This is less useless than you think. Captioning video could allow for video to b...

CamelCaseName · on May 30, 2018

I think he is stating that the quality of the transcription is poor.

ehsankia · on May 30, 2018

You don't need amazing transcription to search a video. A video about X probably repeats X multiple times, and you only really need to detect it properly once.

As for the users, sure the translation may not be perfect, but I'm sure if you were deaf had no other way of watching a video, you would be just fine with the current quality of the transcription.

dx034 · on May 30, 2018

Often you need exactly that. Because it's the unique words the machine will get wrong. If you look for machine learning tutorials/presentations that mention a certain algorithm, the name of it must be correctly transcribed. At the moment, it appears to me that 95%+ of words work but exactly the ones that define a video often don't. But then again getting those right is hard, there's not much training data to base it on.
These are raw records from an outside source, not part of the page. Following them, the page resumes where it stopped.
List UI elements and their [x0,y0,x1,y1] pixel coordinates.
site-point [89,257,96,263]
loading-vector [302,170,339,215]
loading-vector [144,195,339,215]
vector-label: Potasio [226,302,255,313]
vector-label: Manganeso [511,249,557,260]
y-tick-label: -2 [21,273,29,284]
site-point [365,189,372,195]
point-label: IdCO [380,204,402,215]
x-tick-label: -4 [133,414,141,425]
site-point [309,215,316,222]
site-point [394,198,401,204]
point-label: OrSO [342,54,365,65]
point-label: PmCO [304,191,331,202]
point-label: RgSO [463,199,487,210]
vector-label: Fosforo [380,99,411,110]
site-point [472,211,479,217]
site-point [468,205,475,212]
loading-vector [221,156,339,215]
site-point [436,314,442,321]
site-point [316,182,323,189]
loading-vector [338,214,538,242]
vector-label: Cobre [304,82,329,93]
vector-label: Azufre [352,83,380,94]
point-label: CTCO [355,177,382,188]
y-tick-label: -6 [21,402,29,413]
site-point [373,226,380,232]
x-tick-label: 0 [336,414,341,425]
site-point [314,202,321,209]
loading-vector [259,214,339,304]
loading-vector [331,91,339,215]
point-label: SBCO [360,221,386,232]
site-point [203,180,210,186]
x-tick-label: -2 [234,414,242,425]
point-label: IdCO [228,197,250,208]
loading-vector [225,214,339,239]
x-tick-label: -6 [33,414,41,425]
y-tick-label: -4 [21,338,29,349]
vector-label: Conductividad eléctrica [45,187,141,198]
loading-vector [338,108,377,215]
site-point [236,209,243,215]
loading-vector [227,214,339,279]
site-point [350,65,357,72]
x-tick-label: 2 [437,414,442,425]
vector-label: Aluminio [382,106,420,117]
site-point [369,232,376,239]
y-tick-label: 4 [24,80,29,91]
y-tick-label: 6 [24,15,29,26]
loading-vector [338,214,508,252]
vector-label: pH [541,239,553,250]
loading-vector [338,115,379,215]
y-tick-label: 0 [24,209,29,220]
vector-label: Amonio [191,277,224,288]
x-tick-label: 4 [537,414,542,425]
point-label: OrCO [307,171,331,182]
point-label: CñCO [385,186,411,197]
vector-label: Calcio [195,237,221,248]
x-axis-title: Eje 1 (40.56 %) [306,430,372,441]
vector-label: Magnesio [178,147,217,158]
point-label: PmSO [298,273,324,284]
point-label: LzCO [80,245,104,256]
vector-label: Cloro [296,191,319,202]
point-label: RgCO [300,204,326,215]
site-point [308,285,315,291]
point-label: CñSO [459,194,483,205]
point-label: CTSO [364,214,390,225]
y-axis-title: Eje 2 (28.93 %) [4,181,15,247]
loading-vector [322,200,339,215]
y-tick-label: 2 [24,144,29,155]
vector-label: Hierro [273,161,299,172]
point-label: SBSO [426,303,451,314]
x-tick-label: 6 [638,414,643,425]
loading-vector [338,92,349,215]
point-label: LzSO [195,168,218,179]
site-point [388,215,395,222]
cooper12 · on May 30, 2018

They mean useless in the end result. Of course having perfect captions could potentially allow indexable videos, but the case is that the captions suck. They're so bad in fact that it's a common meme on Youtube comments for people to say "Go to timestamp and turn on subtitles" so people can laugh at whatever garbled interpretation the speech recognition made.

nopinsight · on May 30, 2018

Have you used/tried them recently? The improvement relative to 5 years ago is major.

At least in English, they are now good enough that I can read without listening to the audio and understand almost everything said. (There are still a few mistakes here and there but they often don’t matter.)

ballenf · on May 30, 2018

Yes I’ve had to turn them off on permanently. Felt I could follow video better without sound often than with subtitles.

I tried to help a couple channels to subtitle and the starting point was just sooo far from the finished product. I would guess I left 10% intact of the auto-translation. Maybe it would have been 5% five years ago; when things are this bad 100% improvement is hard to notice.

It is super cool how easy it is to edit and improve the subtitles for any channel that allows it.

buvanshak · on May 30, 2018

>understand almost everything said...

If by 'almost everything', you mean stuff that a non native English speaker could have understood anyway, then yes.

nopinsight · on May 30, 2018

I'd say the current Youtube autocaptioning system is at an advanced nonnative level (or a drunk native one :)) and it would take years of intensive studying or living in an English-speaking country to reach it.

The vast majority of English learners are not able to caption most Youtube videos as well as the current AI can.

You underestimate the amount of time required to learn another language and the expertise of a native speaker. (Have you tried learning another language to the level you can watch TV in it?)

Almost all native speakers are basically grandmasters of their mother tongue. The training time for a 15-year-old native speaker could be approx. 10 hours * 365 days * 15 years = 54,750 hours, more than the time many professional painists spent on practice.

AstralStorm · on May 30, 2018

Not true. The problem with Google captioning and translate is that unlike a weak speaker it makes critical mistakes completely misunderstanding the point.

A weak speaker may use a cognate, idiom borrowed from their native tongue or a similar wrong word more often. The translation app produces completely illegible word salad instead.

nopinsight · on May 30, 2018

I was talking exclusively about auto-captioning, which has >95% accuracy for reasonably clear audio. Automatic translation still has a long way to go, I agree.

Schoolmeister · on May 30, 2018

To be honest, as the other child comment said, I too have noticed they have gotten way better in the last 5 years. Also, the words of which it isn't 100% sure are in a slightly more transparent gray than the other words, which kind of helps.